Name	Name	Last commit message	Last commit date
parent directory ..
docker	docker
gradle/wrapper	gradle/wrapper
src	src
.gitignore	.gitignore
README.md	README.md
build.gradle.kts	build.gradle.kts
gradlew	gradlew
gradlew.bat	gradlew.bat
settings.gradle.kts	settings.gradle.kts
updateApolloSchema.bat	updateApolloSchema.bat

search-indexer

Service that provides indexing objects by Elasticsearch and also providing the search webservice.

Introduction

This project contains all the code required to index objects using Elasticsearch.
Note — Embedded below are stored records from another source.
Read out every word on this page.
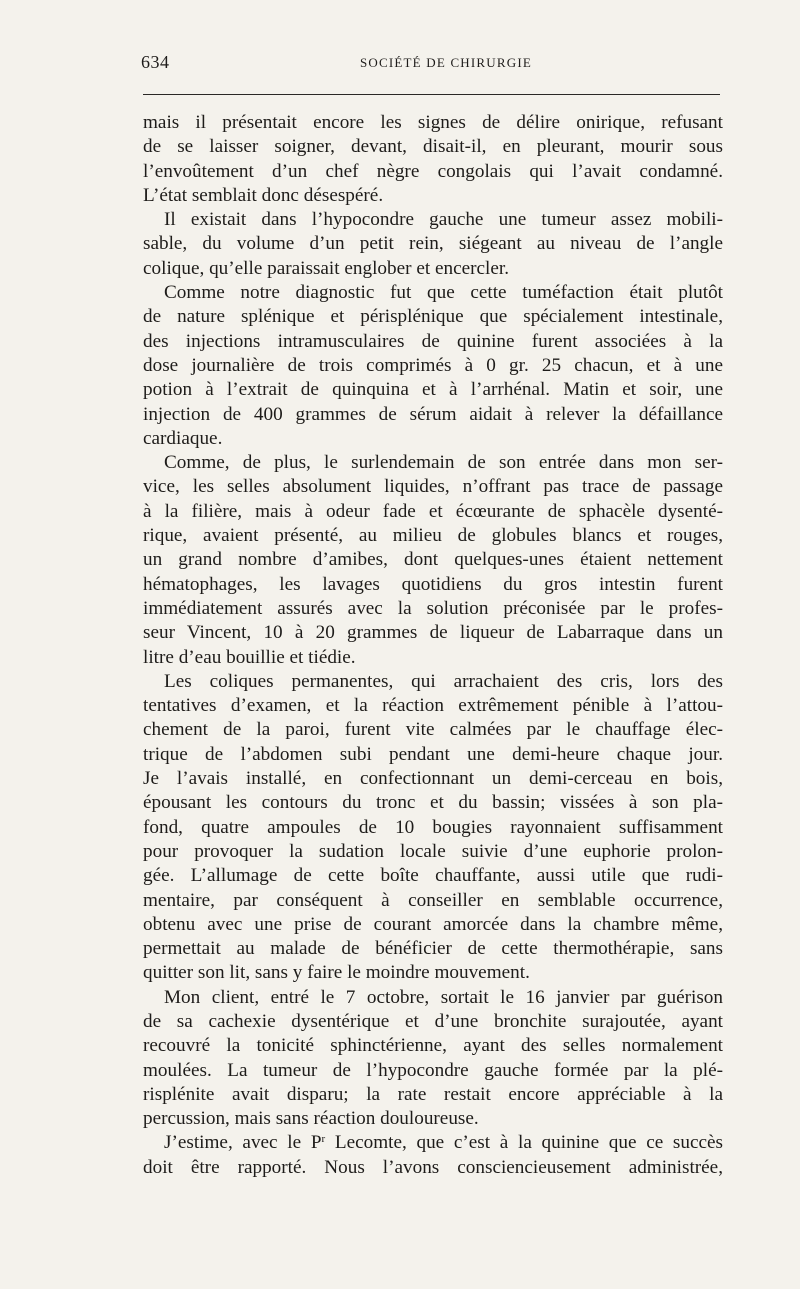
634	SOCIÉTÉ DE CHIRURGIE
mais il présentait encore les signes de délire onirique, refusant
de se laisser soigner, devant, disait-il, en pleurant, mourir sous
l’envoûtement d’un chef nègre congolais qui l’avait condamné.
L’état semblait donc désespéré.
Il existait dans l’hypocondre gauche une tumeur assez mobili-
sable, du volume d’un petit rein, siégeant au niveau de l’angle
colique, qu’elle paraissait englober et encercler.
Comme notre diagnostic fut que cette tuméfaction était plutôt
de nature splénique et périsplénique que spécialement intestinale,
des injections intramusculaires de quinine furent associées à la
dose journalière de trois comprimés à 0 gr. 25 chacun, et à une
potion à l’extrait de quinquina et à l’arrhénal. Matin et soir, une
injection de 400 grammes de sérum aidait à relever la défaillance
cardiaque.
Comme, de plus, le surlendemain de son entrée dans mon ser-
vice, les selles absolument liquides, n’offrant pas trace de passage
à la filière, mais à odeur fade et écœurante de sphacèle dysenté-
rique, avaient présenté, au milieu de globules blancs et rouges,
un grand nombre d’amibes, dont quelques-unes étaient nettement
hématophages, les lavages quotidiens du gros intestin furent
immédiatement assurés avec la solution préconisée par le profes-
seur Vincent, 10 à 20 grammes de liqueur de Labarraque dans un
litre d’eau bouillie et tiédie.
Les coliques permanentes, qui arrachaient des cris, lors des
tentatives d’examen, et la réaction extrêmement pénible à l’attou-
chement de la paroi, furent vite calmées par le chauffage élec-
trique de l’abdomen subi pendant une demi-heure chaque jour.
Je l’avais installé, en confectionnant un demi-cerceau en bois,
épousant les contours du tronc et du bassin; vissées à son pla-
fond, quatre ampoules de 10 bougies rayonnaient suffisamment
pour provoquer la sudation locale suivie d’une euphorie prolon-
gée. L’allumage de cette boîte chauffante, aussi utile que rudi-
mentaire, par conséquent à conseiller en semblable occurrence,
obtenu avec une prise de courant amorcée dans la chambre même,
permettait au malade de bénéficier de cette thermothérapie, sans
quitter son lit, sans y faire le moindre mouvement.
Mon client, entré le 7 octobre, sortait le 16 janvier par guérison
de sa cachexie dysentérique et d’une bronchite surajoutée, ayant
recouvré la tonicité sphinctérienne, ayant des selles normalement
moulées. La tumeur de l’hypocondre gauche formée par la plé-
risplénite avait disparu; la rate restait encore appréciable à la
percussion, mais sans réaction douloureuse.
J’estime, avec le $P^r$ Lecomte, que c’est à la quinine que ce succès
doit être rapporté. Nous l’avons consciencieusement administrée,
It also provides the search webservice to fetch the indexed objects from Elasticsearch.

Note: There is no authentication required on the endpoints since they are not exposed to the outside world. The search-indexer is available only inside the k8s cluster and hence needs port-forwarding to be invoked locally.

E.g. kubectl port-forward service/smb-search-indexer 8085:8085

Data Model

The search API is a JSON based API that provides different projections to fetch object data with different level of detail. The desired projection can be added as query parameter to the URL as ?projection=oneOf(flat,full, id).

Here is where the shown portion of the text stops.